Al principio no se preocuparon. “Todo llega cuando tiene que llegar”, decían. Pero los meses se convirtieron en años. Las pruebas dieron negativas una tras otra. Y aunque ambos sonreían por fuera, por dentro se quebraban un poco más cada día.

—Tal vez solo es estrés —dijo Austin una noche, mientras le acariciaba el cabello.

—Tal vez —respondió Fabiola, fingiendo una sonrisa.

Pero cuando apagaban la luz, ella lloraba bajito. Sentía que le fallaba. Que su cuerpo no era suficiente. Y aunque él nunca la culpó, el silencio comenzó a hacerse más largo entre ellos.

Fueron a los médicos. Se hicieron estudios. Ella era fértil, en teoría. Él también. Pero por alguna razón inexplicable, la vida no crecía en su vientre.

Un día, después de otra prueba negativa, Fabiola explotó.

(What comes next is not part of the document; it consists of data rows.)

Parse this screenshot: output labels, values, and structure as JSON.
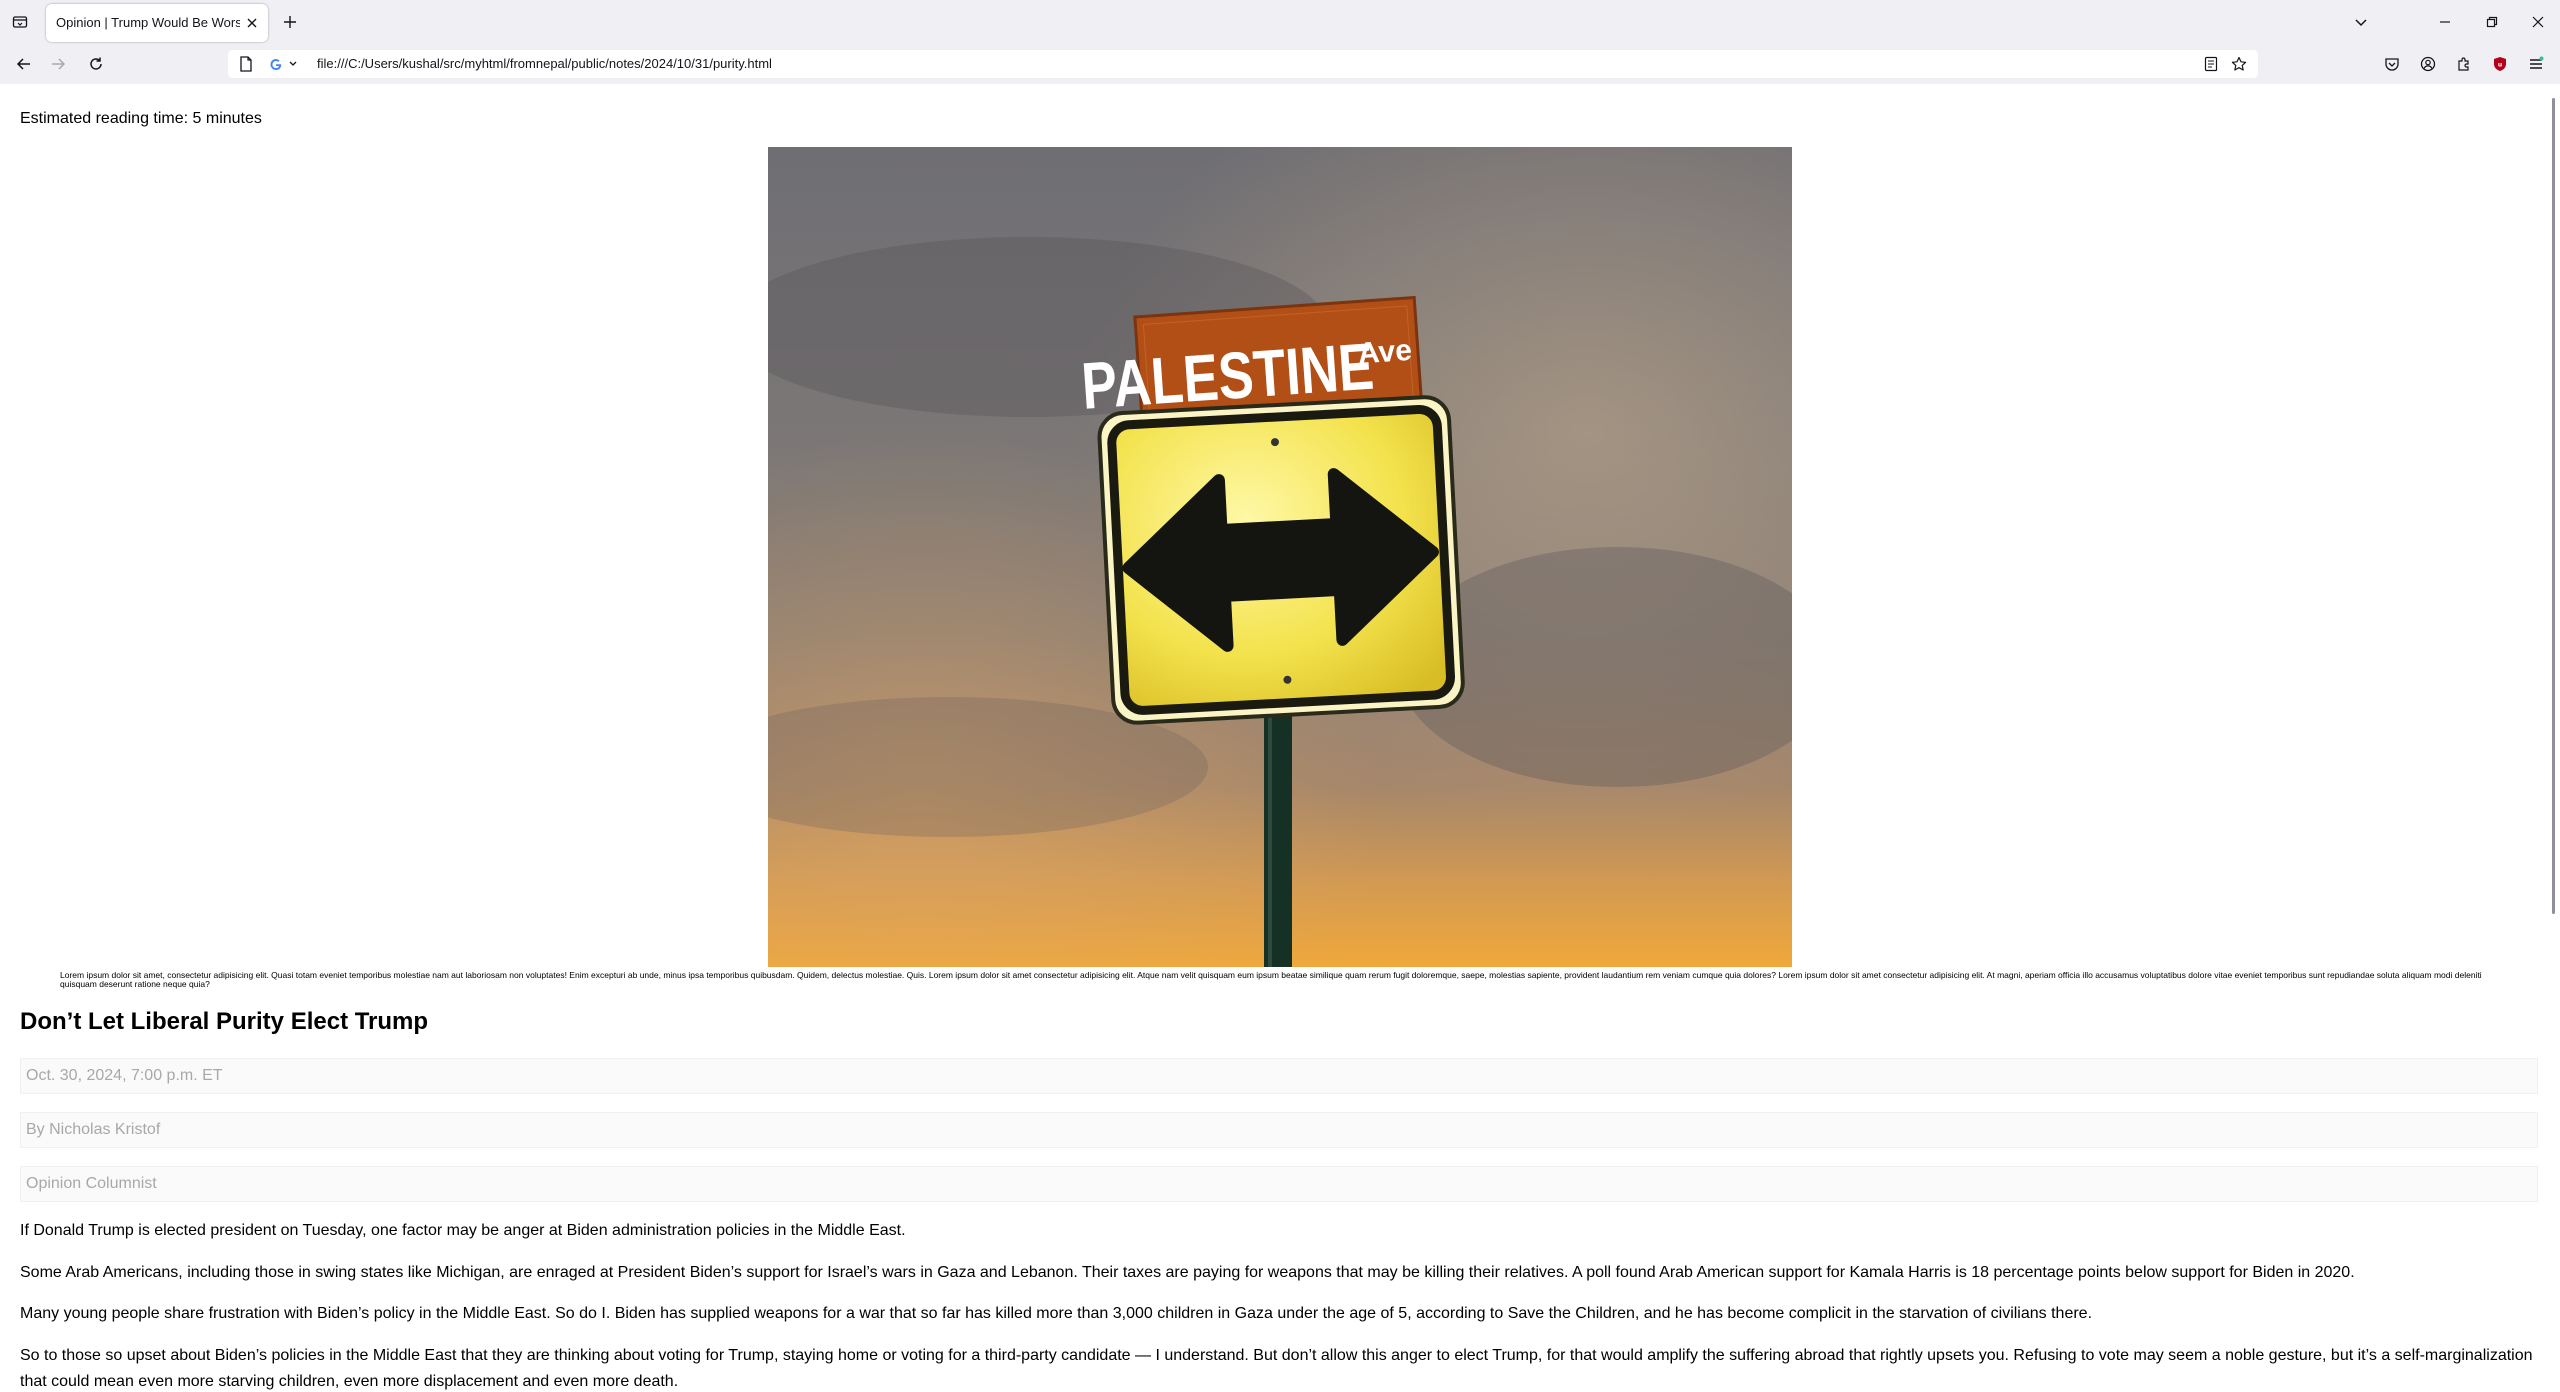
{
  "browser": {
    "tab": {
      "title": "Opinion | Trump Would Be Worse Than Biden on Gaza"
    },
    "url": "file:///C:/Users/kushal/src/myhtml/fromnepal/public/notes/2024/10/31/purity.html"
  },
  "page": {
    "reading_time": "Estimated reading time: 5 minutes",
    "image": {
      "street_sign": "PALESTINE",
      "street_suffix": "Ave"
    },
    "caption": "Lorem ipsum dolor sit amet, consectetur adipisicing elit. Quasi totam eveniet temporibus molestiae nam aut laboriosam non voluptates! Enim excepturi ab unde, minus ipsa temporibus quibusdam. Quidem, delectus molestiae. Quis. Lorem ipsum dolor sit amet consectetur adipisicing elit. Atque nam velit quisquam eum ipsum beatae similique quam rerum fugit doloremque, saepe, molestias sapiente, provident laudantium rem veniam cumque quia dolores? Lorem ipsum dolor sit amet consectetur adipisicing elit. At magni, aperiam officia illo accusamus voluptatibus dolore vitae eveniet temporibus sunt repudiandae soluta aliquam modi deleniti quisquam deserunt ratione neque quia?",
    "headline": "Don’t Let Liberal Purity Elect Trump",
    "date": "Oct. 30, 2024, 7:00 p.m. ET",
    "byline": "By Nicholas Kristof",
    "role": "Opinion Columnist",
    "paragraphs": [
      "If Donald Trump is elected president on Tuesday, one factor may be anger at Biden administration policies in the Middle East.",
      "Some Arab Americans, including those in swing states like Michigan, are enraged at President Biden’s support for Israel’s wars in Gaza and Lebanon. Their taxes are paying for weapons that may be killing their relatives. A poll found Arab American support for Kamala Harris is 18 percentage points below support for Biden in 2020.",
      "Many young people share frustration with Biden’s policy in the Middle East. So do I. Biden has supplied weapons for a war that so far has killed more than 3,000 children in Gaza under the age of 5, according to Save the Children, and he has become complicit in the starvation of civilians there.",
      "So to those so upset about Biden’s policies in the Middle East that they are thinking about voting for Trump, staying home or voting for a third-party candidate — I understand. But don’t allow this anger to elect Trump, for that would amplify the suffering abroad that rightly upsets you. Refusing to vote may seem a noble gesture, but it’s a self-marginalization that could mean even more starving children, even more displacement and even more death."
    ]
  },
  "colors": {
    "chrome_bg": "#f0f0f4",
    "meta_text": "#a8a8a8",
    "shield_red": "#b3001b"
  },
  "icons": [
    "tab-list-icon",
    "close-icon",
    "plus-icon",
    "chevron-down-icon",
    "minimize-icon",
    "restore-icon",
    "back-arrow-icon",
    "forward-arrow-icon",
    "reload-icon",
    "file-icon",
    "google-icon",
    "reader-view-icon",
    "bookmark-star-icon",
    "pocket-icon",
    "account-icon",
    "extensions-icon",
    "ublock-shield-icon",
    "app-menu-icon"
  ]
}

—¿Y si Dios me está castigando por algo? —dijo con la voz quebrada.

Austin la abrazó fuerte, con el corazón apretado.

—No digas eso. No hay culpa en ti, amor. Si el destino no quiere que tengamos hijos, igual te tengo a ti. Y tú eres mi todo.

Ella lo besó con lágrimas en los ojos. Porque lo amaba. Porque le dolía no poder darle un hijo. Porque sentí que, a pesar del amor, algo entre ellos se estaba desgastando.

Y Austin, aunque no lo decía, a veces se levantaba por la madrugada, abría la caja donde aún guardaba su viejo diario y la foto de aquella chica… Celine. La veía por segundos, con esa misma punzada que jamás terminó de entender. Pero la volvía a guardar.

—Tú ya no importas —murmuraba.

Pero algo dentro de él sabía que no era tan cierto—Tu debes haber dado a luz y estás feliz con tu esposo.

La vida continuaba. Las noches se hacían más silenciosas. Y en los huecos del amor, empezaban a crecer las dudas.

Hasta que un día, el pasado tocó la puerta.

Y esta vez, no venía solo.

Era una tarde común. Fabiola buscaba unos papeles importantes en la habitación de almacenamiento, un cuarto donde guardaban desde libros viejos hasta cajas con recuerdos que nunca se atrevieron a botar. Austin no estaba en casa. Ella rebuscaba entre carpetas cuando, en el fondo de un estante, vio una caja de cartón marrón, algo polvorienta.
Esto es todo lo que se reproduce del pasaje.